Все вместе — это уже многовато для одной. Я ничего не «выясняла» и не узнавала. Утром на съемочной площадке словоохотливая ассистентка с удовольствием сказала, обращаясь к реквизиторше: «Тот уехал. А то этой тяжело с тремя одновременно». Реквизиторша ответила: «Почему с тремя? Это для нее не предел».
Я смотрела, как снимают бесчисленные дубли простейшей сцены. Направленный мне текст, очевидно, для информации, я не «заметила», не «услышала».
Когда на следующее утро Олег ушел на съемки, я собрала свои скудные пожитки и пошла на станцию. Поезд на Москву только через три часа. Олег пришел часа через два, пытался что-то сказать. Я не отвечала. Меня почему-то знобило.
Я не помню совсем, как прошли дни перед отъездом в Сталинград, не помню дороги, не помню совсем себя.

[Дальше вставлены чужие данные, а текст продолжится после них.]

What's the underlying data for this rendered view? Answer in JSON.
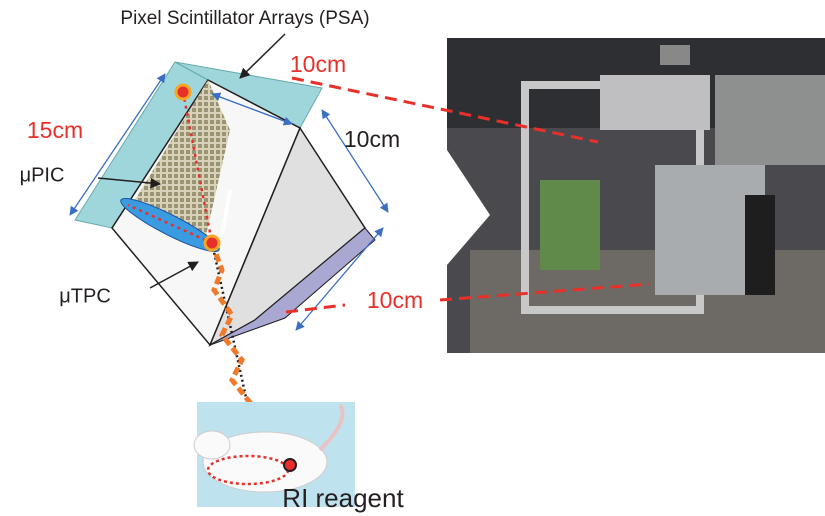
{
  "header": {
    "title": "Pixel Scintillator Arrays (PSA)"
  },
  "labels": {
    "top_size": "10cm",
    "left_size": "15cm",
    "right_size": "10cm",
    "bottom_size": "10cm",
    "upic": "μPIC",
    "utpc": "μTPC",
    "source": "RI reagent"
  }
}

30 августа я сошла с поезда рано утром и стала узнавать у прохожих — где театр. В театре на проходной сидела дежурная, которая сказала, что «начальство» будет к десяти. До десяти я сидела, облокотясь на свой фибровый чемодан, и смотрела, как дежурная наливает в кружку что-то бледно-желтое, называя это чайком. «Чайку не хочется?» — «Не хочется». Меня почему-то мутило и хотелось спать.
Пришел человек, играющий в энергичного и делового администратора. Сказал: «Открываемся через три дня. Вы что-то рановато. Куда же мне вас?» То ли железнодорожная, то ли привокзальная гостиница. «Это пока», — сказал администратор.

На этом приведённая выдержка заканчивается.